Muscle biopsy is now rarely required but may be useful if genetic testing results are inconclusive. Characteristic findings include PABPN1-positive tubulofilamentous intranuclear inclusions composed of ~8.5-nm–outer diameter filaments on electron microscopy, which are highly specific for OPMD.18,19 Nonspecific pathologic findings include loss and variation in size of muscle fibers, small angulated fibers, and rimmed vacuoles.19
Creatine kinase levels are typically normal to mildly elevated, with a median level of 300 U/L.4 Muscle MRI frequently demonstrates fatty replacement, particularly involving the tongue, adductor magnus, and soleus muscles, correlating with disease severity.20 MRI showed fatty replacement of muscles in 96.7% of 168 symptomatic participants in a large cohort.20
EMG may reveal myopathic changes in affected muscles.
Management
Management is symptomatic and multidisciplinary, with an emphasis on ptosis and dysphagia. Ptosis surgery is considered when ptosis impairs vision or causes severe neck pain due to compensatory hyperextension of the neck. For milder ptosis with good to fair levator function, levator resection or advancement is generally performed, whereas a frontalis sling procedure is preferred for individuals with poor levator function and palpebral fissure height <8 mm.19,22 The frontalis sling procedure offers more permanent results but requires general anesthesia; individuals who undergo levator resection or advancement typically require revision surgery as the ptosis progresses.19,22 Important clinical considerations include poor orbicularis function, ophthalmoplegia, dry eyes, or a history of glaucoma-filtering or corneal procedures.22
Dysphagia management includes dietary modification, swallow therapy, and periodic assessment. Interventions targeting the upper esophageal sphincter such as cricopharyngeal myotomy, dilation, or botulinum toxin injection may provide temporary benefit for severe dysphagia, although symptoms often recur.15 Botulinum toxin injection has demonstrated symptomatic improvement but carries risks of dysphonia and worsened swallowing.23 Aspiration pneumonia remains a major cause of morbidity and mortality.

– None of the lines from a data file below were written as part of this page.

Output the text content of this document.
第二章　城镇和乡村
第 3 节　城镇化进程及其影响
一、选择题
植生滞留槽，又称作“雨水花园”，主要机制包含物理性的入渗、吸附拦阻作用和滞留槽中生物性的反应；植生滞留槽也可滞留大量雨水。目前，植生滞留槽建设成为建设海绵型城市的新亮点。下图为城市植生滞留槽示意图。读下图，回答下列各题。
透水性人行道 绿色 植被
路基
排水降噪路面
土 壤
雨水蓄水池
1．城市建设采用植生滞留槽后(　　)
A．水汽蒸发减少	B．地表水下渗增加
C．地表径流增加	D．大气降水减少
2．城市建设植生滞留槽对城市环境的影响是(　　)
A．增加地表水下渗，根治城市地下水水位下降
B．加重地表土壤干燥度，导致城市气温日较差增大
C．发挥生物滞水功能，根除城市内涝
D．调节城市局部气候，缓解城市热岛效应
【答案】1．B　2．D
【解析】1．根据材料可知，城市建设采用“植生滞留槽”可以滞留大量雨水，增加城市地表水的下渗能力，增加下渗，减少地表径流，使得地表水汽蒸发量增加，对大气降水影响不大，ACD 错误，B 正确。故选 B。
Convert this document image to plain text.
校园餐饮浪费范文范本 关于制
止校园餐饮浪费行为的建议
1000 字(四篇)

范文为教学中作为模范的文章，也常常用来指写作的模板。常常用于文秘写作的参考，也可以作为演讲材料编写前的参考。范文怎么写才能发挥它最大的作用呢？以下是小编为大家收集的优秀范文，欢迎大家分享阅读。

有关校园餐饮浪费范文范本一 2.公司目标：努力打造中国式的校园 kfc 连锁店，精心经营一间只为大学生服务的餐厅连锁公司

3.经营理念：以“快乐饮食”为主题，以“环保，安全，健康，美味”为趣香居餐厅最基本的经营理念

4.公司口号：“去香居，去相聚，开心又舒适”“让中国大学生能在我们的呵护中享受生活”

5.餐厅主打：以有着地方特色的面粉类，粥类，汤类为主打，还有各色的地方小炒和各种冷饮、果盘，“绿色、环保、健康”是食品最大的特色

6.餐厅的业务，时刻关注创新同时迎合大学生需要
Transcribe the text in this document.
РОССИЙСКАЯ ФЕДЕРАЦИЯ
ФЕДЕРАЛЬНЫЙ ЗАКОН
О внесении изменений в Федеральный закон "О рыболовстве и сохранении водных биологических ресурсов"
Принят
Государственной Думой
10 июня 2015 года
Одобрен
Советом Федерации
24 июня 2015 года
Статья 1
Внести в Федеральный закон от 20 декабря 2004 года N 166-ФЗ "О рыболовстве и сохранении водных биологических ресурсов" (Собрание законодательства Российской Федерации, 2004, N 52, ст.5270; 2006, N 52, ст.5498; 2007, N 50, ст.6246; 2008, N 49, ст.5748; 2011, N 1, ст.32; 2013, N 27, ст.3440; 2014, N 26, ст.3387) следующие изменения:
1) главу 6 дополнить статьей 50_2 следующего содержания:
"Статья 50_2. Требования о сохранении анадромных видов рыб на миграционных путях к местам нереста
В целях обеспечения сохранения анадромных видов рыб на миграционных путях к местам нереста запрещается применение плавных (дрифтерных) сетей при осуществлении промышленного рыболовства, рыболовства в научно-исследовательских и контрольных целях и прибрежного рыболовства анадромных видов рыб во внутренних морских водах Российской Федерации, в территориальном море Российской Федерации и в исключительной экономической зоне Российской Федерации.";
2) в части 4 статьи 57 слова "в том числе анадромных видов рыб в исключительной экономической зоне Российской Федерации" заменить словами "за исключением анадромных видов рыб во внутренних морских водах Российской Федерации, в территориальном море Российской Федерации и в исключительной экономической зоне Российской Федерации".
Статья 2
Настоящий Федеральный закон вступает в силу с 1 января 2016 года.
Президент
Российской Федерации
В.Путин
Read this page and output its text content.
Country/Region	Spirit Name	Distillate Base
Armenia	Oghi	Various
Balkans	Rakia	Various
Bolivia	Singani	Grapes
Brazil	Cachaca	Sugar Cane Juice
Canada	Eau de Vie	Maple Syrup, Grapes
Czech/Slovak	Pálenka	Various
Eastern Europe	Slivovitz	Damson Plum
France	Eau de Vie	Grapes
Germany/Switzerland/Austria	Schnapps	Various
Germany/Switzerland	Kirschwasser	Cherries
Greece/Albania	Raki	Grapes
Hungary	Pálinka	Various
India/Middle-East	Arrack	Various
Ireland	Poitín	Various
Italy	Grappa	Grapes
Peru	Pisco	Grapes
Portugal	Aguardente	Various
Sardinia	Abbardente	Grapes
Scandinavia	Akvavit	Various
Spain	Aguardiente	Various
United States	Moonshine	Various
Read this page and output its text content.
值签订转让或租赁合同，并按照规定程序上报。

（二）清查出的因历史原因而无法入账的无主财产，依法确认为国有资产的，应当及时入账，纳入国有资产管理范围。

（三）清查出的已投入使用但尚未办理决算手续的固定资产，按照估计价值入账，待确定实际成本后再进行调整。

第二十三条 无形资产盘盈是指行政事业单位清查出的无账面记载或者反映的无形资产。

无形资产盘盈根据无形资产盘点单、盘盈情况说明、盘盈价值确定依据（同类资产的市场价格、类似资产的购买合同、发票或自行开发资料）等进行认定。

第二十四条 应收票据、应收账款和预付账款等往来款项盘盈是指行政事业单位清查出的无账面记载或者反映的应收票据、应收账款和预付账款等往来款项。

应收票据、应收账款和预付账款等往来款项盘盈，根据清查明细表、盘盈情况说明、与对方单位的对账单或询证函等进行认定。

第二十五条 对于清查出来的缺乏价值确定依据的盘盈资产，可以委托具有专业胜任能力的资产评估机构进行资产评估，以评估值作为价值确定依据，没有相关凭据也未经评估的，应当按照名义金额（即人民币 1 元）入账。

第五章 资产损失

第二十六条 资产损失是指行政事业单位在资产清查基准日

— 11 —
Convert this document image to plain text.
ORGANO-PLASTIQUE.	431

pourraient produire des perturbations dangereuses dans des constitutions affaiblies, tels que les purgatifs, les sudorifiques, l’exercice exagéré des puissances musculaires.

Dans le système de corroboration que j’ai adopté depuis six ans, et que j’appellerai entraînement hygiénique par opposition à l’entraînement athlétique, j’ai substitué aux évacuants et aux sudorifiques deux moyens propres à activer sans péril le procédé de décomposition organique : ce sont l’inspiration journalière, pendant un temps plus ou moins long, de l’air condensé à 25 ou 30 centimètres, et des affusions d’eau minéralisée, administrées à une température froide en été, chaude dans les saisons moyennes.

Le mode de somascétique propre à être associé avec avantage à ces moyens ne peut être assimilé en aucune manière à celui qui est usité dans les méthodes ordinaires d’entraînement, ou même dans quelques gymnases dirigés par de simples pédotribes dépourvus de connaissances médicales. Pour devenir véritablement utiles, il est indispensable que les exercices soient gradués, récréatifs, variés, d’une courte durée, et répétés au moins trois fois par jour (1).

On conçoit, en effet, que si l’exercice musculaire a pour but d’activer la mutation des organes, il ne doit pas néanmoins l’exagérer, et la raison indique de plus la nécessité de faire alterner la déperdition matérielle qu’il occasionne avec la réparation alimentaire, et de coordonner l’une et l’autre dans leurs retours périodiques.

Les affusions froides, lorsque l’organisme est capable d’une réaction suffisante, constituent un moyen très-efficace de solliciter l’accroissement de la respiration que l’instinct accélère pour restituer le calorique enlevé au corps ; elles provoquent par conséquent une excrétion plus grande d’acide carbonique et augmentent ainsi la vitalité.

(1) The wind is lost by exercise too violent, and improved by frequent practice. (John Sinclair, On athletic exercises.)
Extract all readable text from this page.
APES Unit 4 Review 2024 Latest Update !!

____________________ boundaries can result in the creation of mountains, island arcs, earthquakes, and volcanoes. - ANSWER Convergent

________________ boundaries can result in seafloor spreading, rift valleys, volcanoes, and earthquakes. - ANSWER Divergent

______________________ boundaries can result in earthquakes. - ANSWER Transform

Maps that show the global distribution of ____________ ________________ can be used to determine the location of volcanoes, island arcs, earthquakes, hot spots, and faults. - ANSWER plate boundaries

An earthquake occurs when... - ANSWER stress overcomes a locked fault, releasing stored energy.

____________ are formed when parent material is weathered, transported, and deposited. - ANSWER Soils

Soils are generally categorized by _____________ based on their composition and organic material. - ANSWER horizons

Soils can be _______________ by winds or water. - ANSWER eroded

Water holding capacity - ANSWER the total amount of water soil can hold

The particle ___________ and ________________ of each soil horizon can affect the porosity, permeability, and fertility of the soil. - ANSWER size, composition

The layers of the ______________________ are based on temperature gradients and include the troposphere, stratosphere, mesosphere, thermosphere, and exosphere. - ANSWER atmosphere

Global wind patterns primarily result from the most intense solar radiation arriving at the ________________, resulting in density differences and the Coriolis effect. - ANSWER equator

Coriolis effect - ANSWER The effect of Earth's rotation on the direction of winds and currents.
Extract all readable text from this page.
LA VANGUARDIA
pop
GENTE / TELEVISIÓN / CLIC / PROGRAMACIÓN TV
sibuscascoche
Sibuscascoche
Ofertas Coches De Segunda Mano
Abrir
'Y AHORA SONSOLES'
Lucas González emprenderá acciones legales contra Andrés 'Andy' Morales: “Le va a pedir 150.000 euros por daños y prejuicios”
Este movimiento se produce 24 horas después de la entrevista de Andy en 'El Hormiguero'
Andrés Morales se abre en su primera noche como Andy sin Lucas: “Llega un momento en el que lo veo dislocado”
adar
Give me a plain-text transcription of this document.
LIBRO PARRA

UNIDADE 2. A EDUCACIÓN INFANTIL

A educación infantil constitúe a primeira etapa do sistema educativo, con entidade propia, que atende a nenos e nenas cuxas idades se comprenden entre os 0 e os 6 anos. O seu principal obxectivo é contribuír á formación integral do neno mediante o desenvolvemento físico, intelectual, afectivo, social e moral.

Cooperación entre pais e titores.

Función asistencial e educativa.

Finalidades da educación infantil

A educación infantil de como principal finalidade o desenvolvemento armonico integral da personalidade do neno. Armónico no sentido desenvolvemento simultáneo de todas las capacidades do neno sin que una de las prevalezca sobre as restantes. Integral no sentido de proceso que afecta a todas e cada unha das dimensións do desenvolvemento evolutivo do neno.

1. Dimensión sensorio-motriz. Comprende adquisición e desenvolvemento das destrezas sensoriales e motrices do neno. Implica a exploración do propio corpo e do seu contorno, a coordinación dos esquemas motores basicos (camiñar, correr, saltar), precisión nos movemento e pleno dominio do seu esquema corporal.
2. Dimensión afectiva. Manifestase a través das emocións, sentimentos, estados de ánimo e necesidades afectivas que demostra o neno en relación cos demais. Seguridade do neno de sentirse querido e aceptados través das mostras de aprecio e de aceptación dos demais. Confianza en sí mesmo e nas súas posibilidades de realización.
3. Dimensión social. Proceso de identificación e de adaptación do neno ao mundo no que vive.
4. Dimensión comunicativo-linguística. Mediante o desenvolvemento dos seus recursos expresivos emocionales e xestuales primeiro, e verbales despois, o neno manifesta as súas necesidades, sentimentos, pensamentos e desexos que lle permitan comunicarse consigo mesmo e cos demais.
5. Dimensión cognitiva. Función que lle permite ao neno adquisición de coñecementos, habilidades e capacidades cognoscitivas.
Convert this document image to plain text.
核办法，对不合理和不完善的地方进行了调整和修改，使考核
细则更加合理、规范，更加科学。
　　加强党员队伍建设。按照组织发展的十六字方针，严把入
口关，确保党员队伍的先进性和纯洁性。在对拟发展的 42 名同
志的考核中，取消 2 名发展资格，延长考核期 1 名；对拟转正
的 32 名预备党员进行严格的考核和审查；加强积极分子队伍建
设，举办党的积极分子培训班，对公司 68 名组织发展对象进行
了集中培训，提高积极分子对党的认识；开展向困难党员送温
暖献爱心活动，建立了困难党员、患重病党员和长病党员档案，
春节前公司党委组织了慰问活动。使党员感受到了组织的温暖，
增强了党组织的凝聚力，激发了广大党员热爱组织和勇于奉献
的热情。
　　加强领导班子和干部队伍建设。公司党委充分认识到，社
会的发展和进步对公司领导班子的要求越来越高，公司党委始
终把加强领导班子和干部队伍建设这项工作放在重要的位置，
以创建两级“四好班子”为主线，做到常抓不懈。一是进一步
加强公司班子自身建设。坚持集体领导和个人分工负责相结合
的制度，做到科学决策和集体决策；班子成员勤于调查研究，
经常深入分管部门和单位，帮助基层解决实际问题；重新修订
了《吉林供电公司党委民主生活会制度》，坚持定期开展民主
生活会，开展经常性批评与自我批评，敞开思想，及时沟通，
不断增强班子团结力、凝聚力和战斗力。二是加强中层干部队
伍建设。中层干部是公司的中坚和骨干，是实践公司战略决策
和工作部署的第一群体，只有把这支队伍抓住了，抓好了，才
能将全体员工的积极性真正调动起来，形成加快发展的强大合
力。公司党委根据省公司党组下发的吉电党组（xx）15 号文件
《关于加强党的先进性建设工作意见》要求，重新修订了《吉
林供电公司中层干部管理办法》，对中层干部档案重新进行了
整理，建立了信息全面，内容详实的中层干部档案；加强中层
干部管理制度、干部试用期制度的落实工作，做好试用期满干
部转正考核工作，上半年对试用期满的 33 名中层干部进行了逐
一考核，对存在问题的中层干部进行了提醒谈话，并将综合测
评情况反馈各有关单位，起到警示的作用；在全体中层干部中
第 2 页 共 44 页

Annual neuromuscular assessment, physical and occupational therapy, and timely provision of assistive devices are recommended.
Investigational therapies include gene therapies, autologous myoblast transplantation into pharyngeal muscles, and pharmacologic therapies to inhibit myostatin to reduce muscle atrophy or reduce PABPN1 aggregates.5 A phase 1b/2a trial (A Phase 1b/2a, Openlabel, Dose Escalation Study to Evaluate the Safety and Clinical Activity of Intramuscular Doses of BB301 Administered to Subjects With Oculopharyngeal Muscular Dystrophy With Dysphagia; NCT06185673) is underway with BB-301, an adeno-associated virus–mediated gene therapy that uses a “silence-and-replace” approach to the PABPN1 gene.2,24,25
Conclusion
The diagnosis of OPMD may be complicated by its rarity, insidious onset, and clinical heterogeneity. Clues to the diagnosis, such as a positive family history, progressive ptosis, and dysphagia, with variable accompaniment by more proximal extremity weakness, should prompt genetic evaluation for characteristic GCN expansions in the PABPN1 allele. Muscle biopsy can support the diagnosis if genetic testing is inconclusive. Despite advances in diagnosis, management remains largely supportive. Dysphagia remains one of the major determinants of quality of life and morbidity. Ongoing investigations into potential disease-modifying therapies are underway, and may inform future treatment strategies for OPMD.
The authors thank Dr. Jaydeep M. Bhatt and Dr. Mary-Lynn Y. Chu for assistance in identifying the individuals with oculopharyngeal muscular dystrophy (OPMD) featured in the Figure and Video, respectively. A special thank you to Dr. Stratos Achlatis for providing the video-fluoroscopic recording in an individual with OPMD for the Video.